This post is part of a series sponsored by CoreLogic.
The Atlantic was active from the start of the 2005 hurricane season. By late August, there had already been 10 named storms, including one Category 4 and one Category 5. Although there was damage from some of these storms, it all paled in comparison to what happened during the last week of August with the 11th named storm of the season.
Hurricane Katrina formed in the Bahamas and grew into a Category 1 storm prior to making landfall in South Florida on August 25th. The storm weakened as it continued westward across Florida, but quickly strengthened after moving into the Gulf of Mexico. After growing into a Category 5 storm in the Gulf, it weakened slightly just prior to making landfall in Louisiana on August 29th. Coming ashore as a Category 3 storm, it pushed storm surge waters into New Orleans and the parishes in the southeastern region of the state. There was storm surge of up to 12 feet in Louisiana, and in some areas of Mississippi the surge was nearly 28 feet above the normal tide level. The levee system in and around New Orleans was breached in dozens of places, allowing flooding to expand over a large portion of the city and surrounding parishes.

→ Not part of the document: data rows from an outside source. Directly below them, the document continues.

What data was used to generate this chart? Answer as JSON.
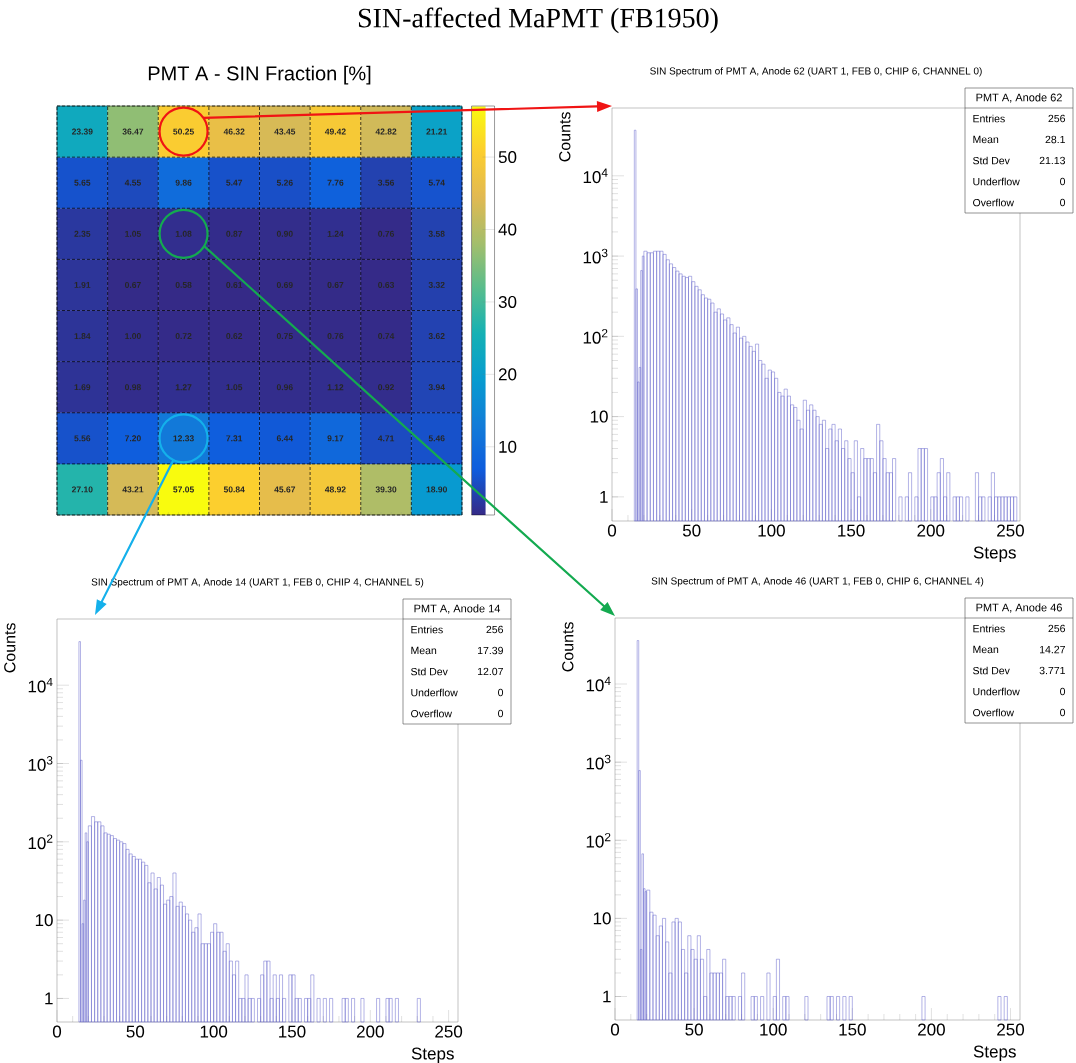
{
  "chart_data": [
    {
      "type": "heatmap",
      "title": "PMT A - SIN Fraction [%]",
      "annotations": [
        "SIN-affected MaPMT (FB1950)"
      ],
      "categories": [
        null,
        null,
        null,
        null,
        null,
        null,
        null,
        null
      ],
      "y_categories": [
        null,
        null,
        null,
        null,
        null,
        null,
        null,
        null
      ],
      "cells": [
        [
          23.39,
          36.47,
          50.25,
          46.32,
          43.45,
          49.42,
          42.82,
          21.21
        ],
        [
          5.65,
          4.55,
          9.86,
          5.47,
          5.26,
          7.76,
          3.56,
          5.74
        ],
        [
          2.35,
          1.05,
          1.08,
          0.87,
          0.9,
          1.24,
          0.76,
          3.58
        ],
        [
          1.91,
          0.67,
          0.58,
          0.61,
          0.69,
          0.67,
          0.63,
          3.32
        ],
        [
          1.84,
          1.0,
          0.72,
          0.62,
          0.75,
          0.76,
          0.74,
          3.62
        ],
        [
          1.69,
          0.98,
          1.27,
          1.05,
          0.96,
          1.12,
          0.92,
          3.94
        ],
        [
          5.56,
          7.2,
          12.33,
          7.31,
          6.44,
          9.17,
          4.71,
          5.46
        ],
        [
          27.1,
          43.21,
          57.05,
          50.84,
          45.67,
          48.92,
          39.3,
          18.9
        ]
      ],
      "cell_labels": [
        [
          "23.39",
          "36.47",
          "50.25",
          "46.32",
          "43.45",
          "49.42",
          "42.82",
          "21.21"
        ],
        [
          "5.65",
          "4.55",
          "9.86",
          "5.47",
          "5.26",
          "7.76",
          "3.56",
          "5.74"
        ],
        [
          "2.35",
          "1.05",
          "1.08",
          "0.87",
          "0.90",
          "1.24",
          "0.76",
          "3.58"
        ],
        [
          "1.91",
          "0.67",
          "0.58",
          "0.61",
          "0.69",
          "0.67",
          "0.63",
          "3.32"
        ],
        [
          "1.84",
          "1.00",
          "0.72",
          "0.62",
          "0.75",
          "0.76",
          "0.74",
          "3.62"
        ],
        [
          "1.69",
          "0.98",
          "1.27",
          "1.05",
          "0.96",
          "1.12",
          "0.92",
          "3.94"
        ],
        [
          "5.56",
          "7.20",
          "12.33",
          "7.31",
          "6.44",
          "9.17",
          "4.71",
          "5.46"
        ],
        [
          "27.10",
          "43.21",
          "57.05",
          "50.84",
          "45.67",
          "48.92",
          "39.30",
          "18.90"
        ]
      ],
      "data_labels": true,
      "clim": [
        0.58,
        57.05
      ],
      "cticks": [
        10,
        20,
        30,
        40,
        50
      ],
      "grid": true
    },
    {
      "type": "histogram",
      "title": "SIN Spectrum of PMT A, Anode 62 (UART 1, FEB 0, CHIP 6, CHANNEL 0)",
      "xlabel": "Steps",
      "ylabel": "Counts",
      "color": "#6666cc",
      "log": "y",
      "annotations": [
        "PMT A, Anode 62",
        "Entries",
        "256",
        "Mean",
        "28.1",
        "Std Dev",
        "21.13",
        "Underflow",
        "0",
        "Overflow",
        "0"
      ],
      "xlim": [
        0,
        256
      ],
      "ylim": [
        0.5,
        70000
      ],
      "xticks": [
        0,
        50,
        100,
        150,
        200,
        250
      ],
      "yticks": [
        1,
        10,
        {
          "value": 100,
          "label": "10$^{2}$"
        },
        {
          "value": 1000,
          "label": "10$^{3}$"
        },
        {
          "value": 10000,
          "label": "10$^{4}$"
        }
      ],
      "bins": [
        14,
        15,
        16,
        17,
        18,
        19,
        20,
        22,
        24,
        26,
        28,
        30,
        32,
        34,
        36,
        38,
        40,
        42,
        44,
        46,
        48,
        50,
        52,
        54,
        56,
        58,
        60,
        62,
        64,
        66,
        68,
        70,
        72,
        74,
        76,
        78,
        80,
        82,
        84,
        86,
        88,
        90,
        92,
        94,
        96,
        98,
        100,
        102,
        104,
        106,
        108,
        110,
        112,
        114,
        116,
        118,
        120,
        122,
        124,
        126,
        128,
        130,
        132,
        134,
        136,
        138,
        140,
        142,
        144,
        146,
        148,
        150,
        152,
        154,
        156,
        158,
        160,
        162,
        164,
        166,
        168,
        170,
        172,
        174,
        176,
        178,
        180,
        182,
        184,
        186,
        188,
        190,
        192,
        194,
        196,
        198,
        200,
        202,
        204,
        206,
        208,
        210,
        212,
        214,
        216,
        218,
        220,
        222,
        224,
        228,
        230,
        232,
        234,
        236,
        238,
        240,
        242,
        244,
        246,
        248,
        250,
        252,
        254
      ],
      "values": [
        37000,
        390,
        27,
        41,
        660,
        1000,
        1150,
        1100,
        1100,
        1150,
        1150,
        1150,
        1050,
        900,
        800,
        720,
        650,
        600,
        560,
        540,
        560,
        480,
        420,
        380,
        330,
        300,
        290,
        260,
        200,
        220,
        190,
        160,
        170,
        140,
        110,
        130,
        95,
        100,
        85,
        75,
        65,
        80,
        50,
        45,
        30,
        38,
        36,
        30,
        20,
        18,
        22,
        18,
        14,
        13,
        9,
        7,
        16,
        12,
        14,
        12,
        10,
        8,
        9,
        4,
        7,
        8,
        5,
        7,
        4,
        5,
        3,
        2,
        5,
        1,
        4,
        3,
        3,
        3,
        2,
        8,
        5,
        3,
        2,
        2,
        3,
        null,
        1,
        null,
        1,
        2,
        null,
        1,
        4,
        4,
        4,
        null,
        1,
        1,
        2,
        3,
        1,
        2,
        null,
        1,
        1,
        1,
        null,
        1,
        null,
        2,
        1,
        1,
        null,
        1,
        2,
        1,
        1,
        1,
        1,
        1,
        1,
        1
      ]
    },
    {
      "type": "histogram",
      "title": "SIN Spectrum of PMT A, Anode 14 (UART 1, FEB 0, CHIP 4, CHANNEL 5)",
      "xlabel": "Steps",
      "ylabel": "Counts",
      "color": "#6666cc",
      "log": "y",
      "annotations": [
        "PMT A, Anode 14",
        "Entries",
        "256",
        "Mean",
        "17.39",
        "Std Dev",
        "12.07",
        "Underflow",
        "0",
        "Overflow",
        "0"
      ],
      "xlim": [
        0,
        256
      ],
      "ylim": [
        0.5,
        70000
      ],
      "xticks": [
        0,
        50,
        100,
        150,
        200,
        250
      ],
      "yticks": [
        1,
        10,
        {
          "value": 100,
          "label": "10$^{2}$"
        },
        {
          "value": 1000,
          "label": "10$^{3}$"
        },
        {
          "value": 10000,
          "label": "10$^{4}$"
        }
      ],
      "bins": [
        14,
        15,
        16,
        17,
        18,
        19,
        20,
        22,
        24,
        26,
        28,
        30,
        32,
        34,
        36,
        38,
        40,
        42,
        44,
        46,
        48,
        50,
        52,
        54,
        56,
        58,
        60,
        62,
        64,
        66,
        68,
        70,
        72,
        74,
        76,
        78,
        80,
        82,
        84,
        86,
        88,
        90,
        92,
        94,
        96,
        98,
        100,
        102,
        104,
        106,
        108,
        110,
        112,
        114,
        116,
        118,
        120,
        122,
        124,
        126,
        128,
        130,
        132,
        134,
        136,
        138,
        140,
        142,
        144,
        146,
        148,
        150,
        152,
        154,
        156,
        158,
        160,
        162,
        164,
        166,
        168,
        170,
        172,
        174,
        176,
        182,
        184,
        186,
        188,
        190,
        194,
        196,
        204,
        206,
        210,
        212,
        214,
        216,
        218,
        230,
        232
      ],
      "values": [
        36000,
        1100,
        9,
        18,
        130,
        100,
        160,
        210,
        180,
        180,
        160,
        130,
        125,
        120,
        110,
        105,
        100,
        95,
        80,
        70,
        65,
        60,
        60,
        55,
        50,
        30,
        40,
        25,
        35,
        28,
        16,
        18,
        20,
        40,
        15,
        17,
        15,
        12,
        10,
        7,
        8,
        12,
        5,
        5,
        5,
        7,
        9,
        7,
        7,
        4,
        5,
        3,
        2,
        3,
        1,
        1,
        2,
        1,
        1,
        null,
        1,
        2,
        3,
        3,
        1,
        2,
        1,
        2,
        1,
        null,
        2,
        2,
        1,
        1,
        null,
        1,
        1,
        2,
        null,
        1,
        null,
        1,
        null,
        1,
        null,
        1,
        1,
        null,
        1,
        null,
        1,
        null,
        1,
        null,
        1,
        1,
        null,
        1,
        null,
        1
      ]
    },
    {
      "type": "histogram",
      "title": "SIN Spectrum of PMT A, Anode 46 (UART 1, FEB 0, CHIP 6, CHANNEL 4)",
      "xlabel": "Steps",
      "ylabel": "Counts",
      "color": "#6666cc",
      "log": "y",
      "annotations": [
        "PMT A, Anode 46",
        "Entries",
        "256",
        "Mean",
        "14.27",
        "Std Dev",
        "3.771",
        "Underflow",
        "0",
        "Overflow",
        "0"
      ],
      "xlim": [
        0,
        256
      ],
      "ylim": [
        0.5,
        70000
      ],
      "xticks": [
        0,
        50,
        100,
        150,
        200,
        250
      ],
      "yticks": [
        1,
        10,
        {
          "value": 100,
          "label": "10$^{2}$"
        },
        {
          "value": 1000,
          "label": "10$^{3}$"
        },
        {
          "value": 10000,
          "label": "10$^{4}$"
        }
      ],
      "bins": [
        14,
        15,
        16,
        17,
        18,
        19,
        20,
        22,
        24,
        26,
        28,
        30,
        32,
        34,
        36,
        38,
        40,
        42,
        44,
        46,
        48,
        50,
        52,
        54,
        56,
        58,
        60,
        62,
        64,
        66,
        68,
        70,
        72,
        74,
        76,
        78,
        80,
        82,
        86,
        88,
        90,
        92,
        94,
        96,
        98,
        100,
        102,
        104,
        106,
        108,
        110,
        120,
        122,
        134,
        136,
        138,
        140,
        142,
        144,
        146,
        148,
        150,
        194,
        196,
        242,
        244,
        246,
        248
      ],
      "values": [
        36000,
        780,
        4,
        67,
        24,
        22,
        23,
        12,
        11,
        6,
        8,
        10,
        5,
        2,
        9,
        10,
        9,
        4,
        2,
        6,
        4,
        3,
        6,
        3,
        1,
        4,
        2,
        2,
        2,
        2,
        3,
        1,
        1,
        1,
        null,
        1,
        2,
        null,
        1,
        1,
        null,
        1,
        null,
        2,
        null,
        1,
        3,
        null,
        1,
        1,
        null,
        1,
        null,
        1,
        1,
        null,
        1,
        null,
        1,
        null,
        1,
        null,
        1,
        null,
        1,
        null,
        1
      ]
    }
  ]
}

The effect of Katrina on the landscape was massive, with over $100 billion in damage and more than 1,800 deaths. The aftermath of Katrina has demonstrated the resilience of the local population, with a $14-billion improvement project that expanded and reinforced the levee system in order to protect the southeastern part of the state from future storms. As a result, the levee system in the New Orleans region is one of the most extensive in the world, and CoreLogic analysis shows a significant number of homes are now protected from all but the highest category hurricanes because of the enhancements.
Although Katrina was a devastating storm, it was not the strongest storm to impact the coastal U.S. and is not the only area at risk for storm surge damage. With the potential for hurricanes to impact any location from Texas to Maine, there are many cities susceptible to the damage wrought by Atlantic storms. Human nature dictates that if a storm hasn’t occurred lately and current projections indicate the likelihood of fewer storms in the coming season, there is no reason to waste time preparing for or considering the implications of a damaging hurricane in the U.S. However, the past has taught us that it is important to know and understand the risk posed by these storms and the associated storm surge. Planning and preparing for the eventuality of a damaging storm is crucial. Having accurate data that is granular enough to identify properties at risk is the necessary starting point.